We encourage you to make a complaint if you you have been subjected to or witnessed unacceptable behaviour.
- Accusations that someone is attracted to the same sex or transgender
- Disclosing someone else's sexual orientation or gender identity without their permission
- Repeatedly and routinely calling on LGBTI people to undertake undesirable jobs
- Repeatedly referring to a transgender person by the name and gender prior to gender transition
- Isolating or seperating an LGBTI person in the work environment
- Excluding an LGBTI person from professional development
- Excluding an LGBTI person from workplace social events
- Denying an invitation to a person's same-sex partner at a social function
- Nicknaming and constantly calling a gay person in the workplace "fag," or any similar derogatory nickname
- Saying "your kind aren't welcome here" to an LGBTI person
- Saying "gays aren't welcome here"
- Behaviour that makes an LGBTI person unwelcome in the work environment including reference to the existence of LGBTI people being wrong
- Giving an LGBTI person the silent treatment, or refusing to work with them or for them
- Posting offensive, abusive or villifying comments about an LGBTI person to social media
- Posting offensive, abusive of villifing comments about LGBTI people to social media
Online Bullying / Villification
LGBTI people are being subjected to increasing levels of online bullying. There are a number of things that you can do to reduce your risks.

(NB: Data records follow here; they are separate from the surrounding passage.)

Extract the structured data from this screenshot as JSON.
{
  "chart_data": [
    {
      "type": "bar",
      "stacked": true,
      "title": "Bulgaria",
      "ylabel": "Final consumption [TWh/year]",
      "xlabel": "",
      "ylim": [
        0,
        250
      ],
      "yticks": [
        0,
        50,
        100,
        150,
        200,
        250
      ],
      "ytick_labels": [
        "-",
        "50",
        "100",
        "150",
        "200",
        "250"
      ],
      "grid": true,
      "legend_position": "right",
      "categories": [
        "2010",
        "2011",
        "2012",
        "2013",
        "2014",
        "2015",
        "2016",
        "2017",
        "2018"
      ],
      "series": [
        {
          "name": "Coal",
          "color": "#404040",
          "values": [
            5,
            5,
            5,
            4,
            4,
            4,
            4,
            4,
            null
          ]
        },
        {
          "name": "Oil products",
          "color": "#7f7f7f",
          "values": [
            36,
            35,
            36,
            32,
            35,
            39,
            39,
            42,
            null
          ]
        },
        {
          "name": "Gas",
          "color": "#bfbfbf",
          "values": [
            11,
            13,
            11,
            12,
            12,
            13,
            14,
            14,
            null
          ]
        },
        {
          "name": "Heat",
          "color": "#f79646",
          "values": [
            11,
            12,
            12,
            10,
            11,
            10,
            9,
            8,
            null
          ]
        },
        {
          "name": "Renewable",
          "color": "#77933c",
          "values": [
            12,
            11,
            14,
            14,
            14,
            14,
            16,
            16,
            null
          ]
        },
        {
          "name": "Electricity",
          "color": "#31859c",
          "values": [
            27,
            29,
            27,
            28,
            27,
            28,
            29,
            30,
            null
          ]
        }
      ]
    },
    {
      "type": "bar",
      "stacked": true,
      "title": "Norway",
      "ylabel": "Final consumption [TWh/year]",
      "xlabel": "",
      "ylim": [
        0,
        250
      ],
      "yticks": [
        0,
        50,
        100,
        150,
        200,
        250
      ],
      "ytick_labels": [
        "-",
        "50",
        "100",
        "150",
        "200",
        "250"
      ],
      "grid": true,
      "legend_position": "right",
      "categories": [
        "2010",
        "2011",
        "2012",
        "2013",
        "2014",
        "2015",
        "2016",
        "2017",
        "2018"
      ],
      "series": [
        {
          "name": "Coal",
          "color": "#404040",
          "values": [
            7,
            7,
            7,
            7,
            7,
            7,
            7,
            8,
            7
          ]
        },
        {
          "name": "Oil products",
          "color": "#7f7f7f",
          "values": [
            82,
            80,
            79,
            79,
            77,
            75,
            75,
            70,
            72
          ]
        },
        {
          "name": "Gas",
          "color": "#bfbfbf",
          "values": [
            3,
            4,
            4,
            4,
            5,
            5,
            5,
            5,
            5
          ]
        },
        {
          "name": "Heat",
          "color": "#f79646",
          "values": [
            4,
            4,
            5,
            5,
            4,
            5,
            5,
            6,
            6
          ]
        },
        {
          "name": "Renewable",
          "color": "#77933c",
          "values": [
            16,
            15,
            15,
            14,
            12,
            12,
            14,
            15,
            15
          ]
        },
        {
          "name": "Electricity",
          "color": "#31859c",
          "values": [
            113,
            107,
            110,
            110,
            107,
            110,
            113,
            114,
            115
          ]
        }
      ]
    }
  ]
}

- Check your privacy settings for all social media and see what information is available publically.
- Google yourself and find out what information about you is available online. Remove information you do not wish to be public.
When someone makes offensive statements publically via social media, this can be extremely upsetting. Often you feel the strong desire to make a public post expressing your offence, and to defend LGBTI people.
Before you post, think about how your words could be used against you.
- Is your post likely to fuel an online argument which will result in even more offensive statements being made?
- Is your post going to give air time to online bullies allowing them to get attract even more attention and air time?
- Is your post likely to have a positive impact on the online bully or to the general public?
- Are you likely to be able to change the mind of the person who has made the offensive statement?
- Would your post potentially constitute unacceptable behaviour?
Sometimes, it can just simply be better to just close the page.
Defence personnel and employees are subject to subject to a Social Media Policy. If this applies to you, you should ensure that you remain compliant with that policy.
If you think someone has broken the law, you should report the matter to the police. If you witness another Defence Member engaging in Unacceptable Behaviour, or if you are being harassed or bullied online, you should consider raising a complaint in accordance with Unacceptable Behaviour Defence Policy.